If it's an auto, then hell yes things have changed since then. You can end up making a seriously bad decision and buy a press that is basically only good for printing one color designs. I've seen it done a few time lately where someone basically gets an old auto for damn near nothing, but there's a reason they got it for that cheap. I helped out at a shop a few months ago that had just bought a late model 80's auto that was basically worthless for multi-colored prints.
The only auto from the 80's that I would consider is one made by American, a centurian or multiprinter can still be in good shape and still hold registration very well. The others from that decade were very new to the scene or no longer around and would be more trouble than they are worth. I don't mean to be such a downer, I'm just trying to save you some headache that I've seen others have to deal with. There are so many 4,000lb paperweights out there right now that people are trying to get out of their shop, so be careful. I personally wouldn't buy ANYTHING that I couldn't go put a multi-colored job on and set it up and run it yourself to see it's abilities. If it's in pieces in a corner of someone's shop...run away.
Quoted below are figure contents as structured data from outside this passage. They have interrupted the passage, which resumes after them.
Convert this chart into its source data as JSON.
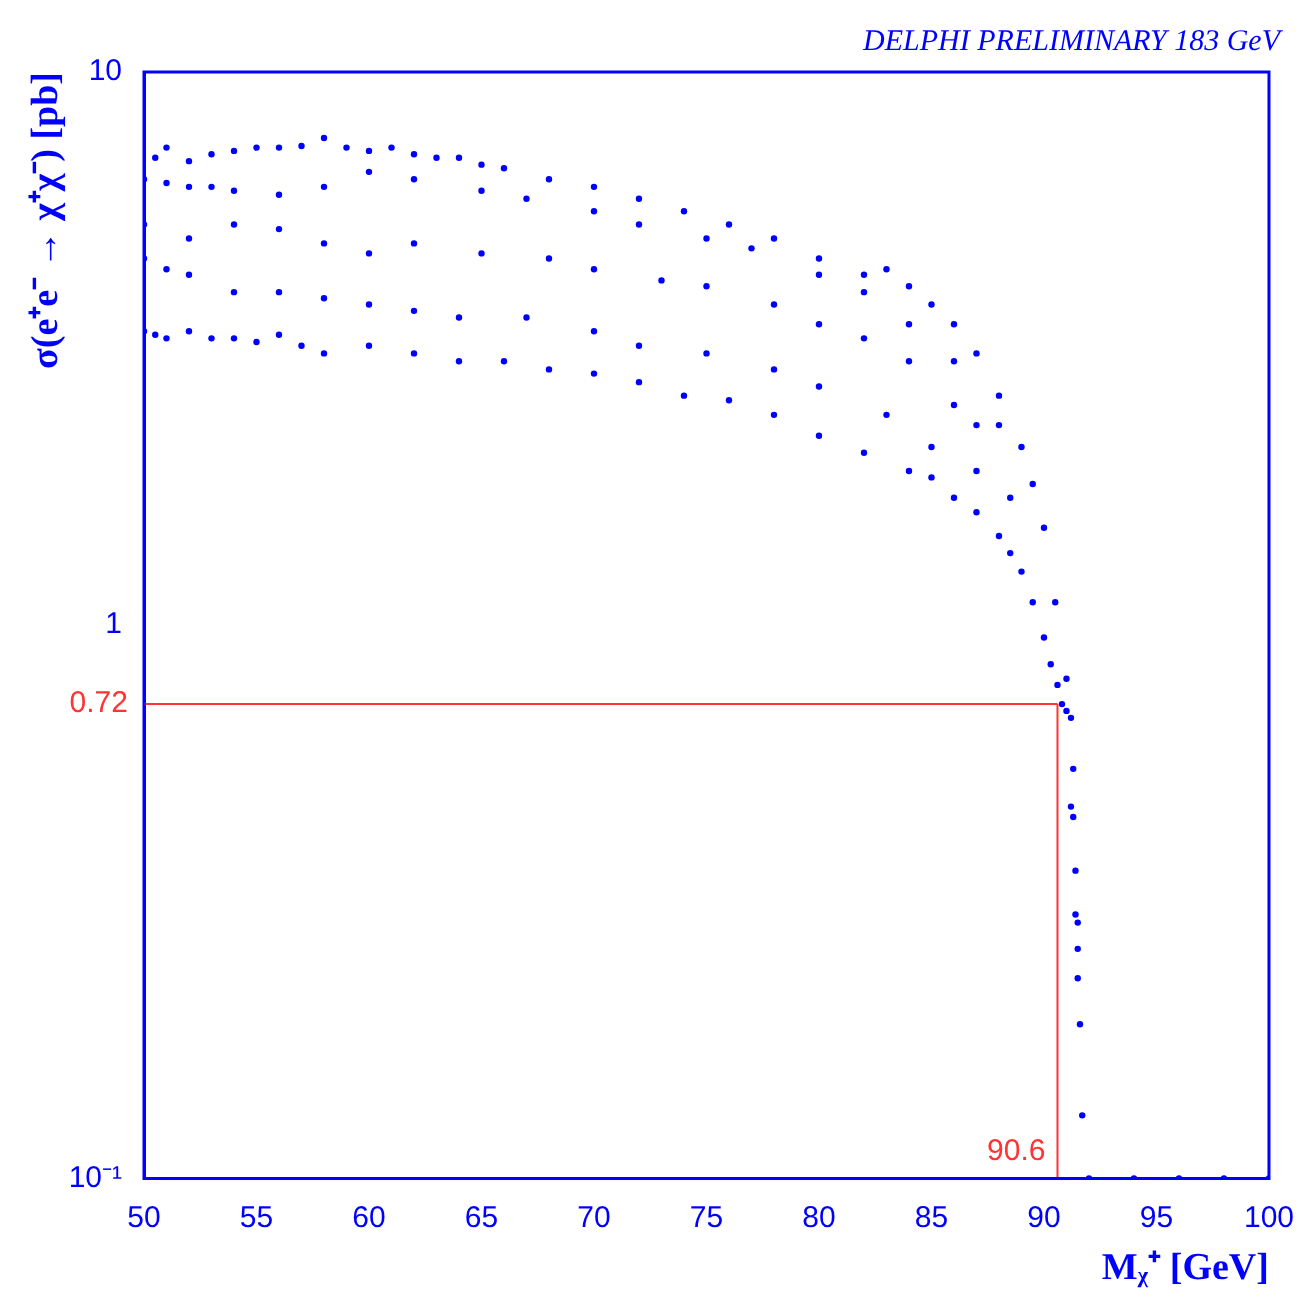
{
  "chart_data": {
    "type": "scatter",
    "title": "DELPHI PRELIMINARY 183 GeV",
    "xlabel": "Mᵪ⁺ [GeV]",
    "ylabel": "σ(e⁺e⁻ → χ⁺χ⁻) [pb]",
    "series": [
      {
        "color": "#0000ff",
        "x": [
          50.5,
          51,
          52,
          53,
          54,
          55,
          56,
          57,
          58,
          59,
          60,
          61,
          62,
          63,
          64,
          65,
          66,
          68,
          70,
          72,
          74,
          76,
          78,
          80,
          82,
          83,
          84,
          85,
          86,
          87,
          88,
          89,
          89.5,
          90,
          90.5,
          91,
          50,
          51,
          52,
          53,
          54,
          56,
          58,
          60,
          62,
          65,
          67,
          70,
          72,
          75,
          77,
          80,
          82,
          84,
          86,
          88,
          50,
          52,
          54,
          56,
          58,
          60,
          62,
          65,
          68,
          70,
          73,
          75,
          78,
          80,
          82,
          84,
          86,
          87,
          50,
          51,
          52,
          54,
          56,
          58,
          60,
          62,
          64,
          67,
          70,
          72,
          75,
          78,
          80,
          83,
          85,
          87,
          88.5,
          50,
          50.5,
          51,
          52,
          53,
          54,
          55,
          56,
          57,
          58,
          60,
          62,
          64,
          66,
          68,
          70,
          72,
          74,
          76,
          78,
          80,
          82,
          84,
          85,
          86,
          87,
          88,
          88.5,
          89,
          89.5,
          90,
          90.3,
          90.6,
          90.8,
          91,
          91.2,
          91.3,
          91.2,
          91.3,
          91.4,
          91.4,
          91.5,
          91.5,
          91.5,
          91.6,
          91.7,
          92,
          94,
          96,
          98,
          100
        ],
        "values": [
          7.0,
          7.3,
          6.9,
          7.1,
          7.2,
          7.3,
          7.3,
          7.35,
          7.6,
          7.3,
          7.2,
          7.3,
          7.1,
          7.0,
          7.0,
          6.8,
          6.7,
          6.4,
          6.2,
          5.9,
          5.6,
          5.3,
          5.0,
          4.6,
          4.3,
          4.4,
          4.1,
          3.8,
          3.5,
          3.1,
          2.6,
          2.1,
          1.8,
          1.5,
          1.1,
          0.8,
          6.4,
          6.3,
          6.2,
          6.2,
          6.1,
          6.0,
          6.2,
          6.6,
          6.4,
          6.1,
          5.9,
          5.6,
          5.3,
          5.0,
          4.8,
          4.3,
          4.0,
          3.5,
          3.0,
          2.3,
          5.3,
          5.0,
          5.3,
          5.2,
          4.9,
          4.7,
          4.9,
          4.7,
          4.6,
          4.4,
          4.2,
          4.1,
          3.8,
          3.5,
          3.3,
          3.0,
          2.5,
          2.3,
          4.6,
          4.4,
          4.3,
          4.0,
          4.0,
          3.9,
          3.8,
          3.7,
          3.6,
          3.6,
          3.4,
          3.2,
          3.1,
          2.9,
          2.7,
          2.4,
          2.1,
          1.9,
          1.7,
          3.4,
          3.35,
          3.3,
          3.4,
          3.3,
          3.3,
          3.25,
          3.35,
          3.2,
          3.1,
          3.2,
          3.1,
          3.0,
          3.0,
          2.9,
          2.85,
          2.75,
          2.6,
          2.55,
          2.4,
          2.2,
          2.05,
          1.9,
          1.85,
          1.7,
          1.6,
          1.45,
          1.35,
          1.25,
          1.1,
          0.95,
          0.85,
          0.78,
          0.72,
          0.7,
          0.68,
          0.55,
          0.47,
          0.45,
          0.36,
          0.3,
          0.29,
          0.26,
          0.23,
          0.19,
          0.13,
          0.1,
          0.1,
          0.1,
          0.1,
          0.1
        ]
      }
    ],
    "xlim": [
      50,
      100
    ],
    "xticks": [
      50,
      55,
      60,
      65,
      70,
      75,
      80,
      85,
      90,
      95,
      100
    ],
    "ylim": [
      0.1,
      10
    ],
    "yticks": [
      {
        "value": 0.1,
        "label": "10⁻¹"
      },
      1,
      10
    ],
    "log": "y",
    "grid": false,
    "legend": false,
    "marker": "circle",
    "ref_lines": [
      {
        "axis": "y",
        "value": 0.72,
        "label": "0.72",
        "color": "#ff3333"
      },
      {
        "axis": "x",
        "value": 90.6,
        "label": "90.6",
        "color": "#ff3333"
      }
    ]
  }
}
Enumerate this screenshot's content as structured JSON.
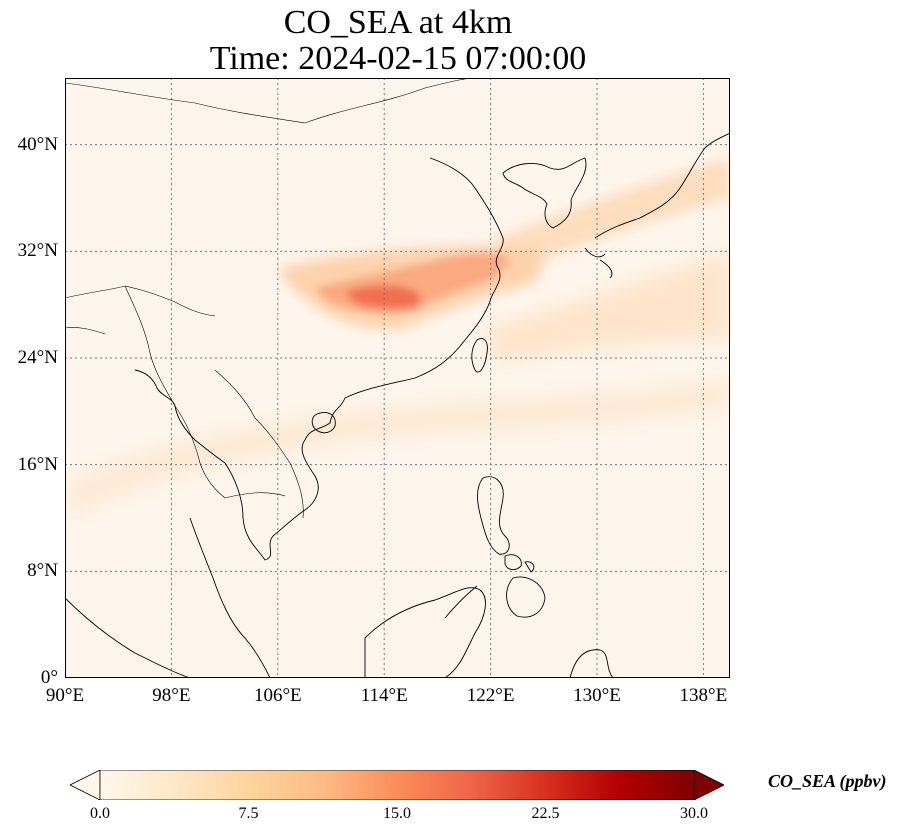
{
  "title": {
    "line1": "CO_SEA at 4km",
    "line2": "Time: 2024-02-15 07:00:00"
  },
  "map": {
    "extent": {
      "lon_min": 90,
      "lon_max": 140,
      "lat_min": 0,
      "lat_max": 45
    },
    "lat_ticks": [
      {
        "value": 0,
        "label": "0°"
      },
      {
        "value": 8,
        "label": "8°N"
      },
      {
        "value": 16,
        "label": "16°N"
      },
      {
        "value": 24,
        "label": "24°N"
      },
      {
        "value": 32,
        "label": "32°N"
      },
      {
        "value": 40,
        "label": "40°N"
      }
    ],
    "lon_ticks": [
      {
        "value": 90,
        "label": "90°E"
      },
      {
        "value": 98,
        "label": "98°E"
      },
      {
        "value": 106,
        "label": "106°E"
      },
      {
        "value": 114,
        "label": "114°E"
      },
      {
        "value": 122,
        "label": "122°E"
      },
      {
        "value": 130,
        "label": "130°E"
      },
      {
        "value": 138,
        "label": "138°E"
      }
    ],
    "gridlines": true,
    "plume_core": {
      "lon": 112.5,
      "lat": 28.5,
      "value": 16
    }
  },
  "colorbar": {
    "label": "CO_SEA (ppbv)",
    "min": 0,
    "max": 30,
    "extend": "both",
    "colormap": "OrRd",
    "ticks": [
      {
        "value": 0,
        "label": "0.0"
      },
      {
        "value": 7.5,
        "label": "7.5"
      },
      {
        "value": 15,
        "label": "15.0"
      },
      {
        "value": 22.5,
        "label": "22.5"
      },
      {
        "value": 30,
        "label": "30.0"
      }
    ],
    "colors": [
      "#fff7ec",
      "#fee8c8",
      "#fdd49e",
      "#fdbb84",
      "#fc8d59",
      "#ef6548",
      "#d7301f",
      "#b30000",
      "#7f0000"
    ]
  }
}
I'm sure some of what I said above applies to manuals as well, but honestly, the technology behind them hasn't progressed as far as autos have simply because of so much less engineering that goes into them. There have been some nice changes as far as manual presses go but it's almost like comparing the changes that have been made in automobiles over the last 20 years versus bicycles.
I would say if it doesn't have micros, pass on it.
Also, check and see how much play it has when each print arm is down (one at a time)
If there's play, wobble, you're not gonna be able to hold registration.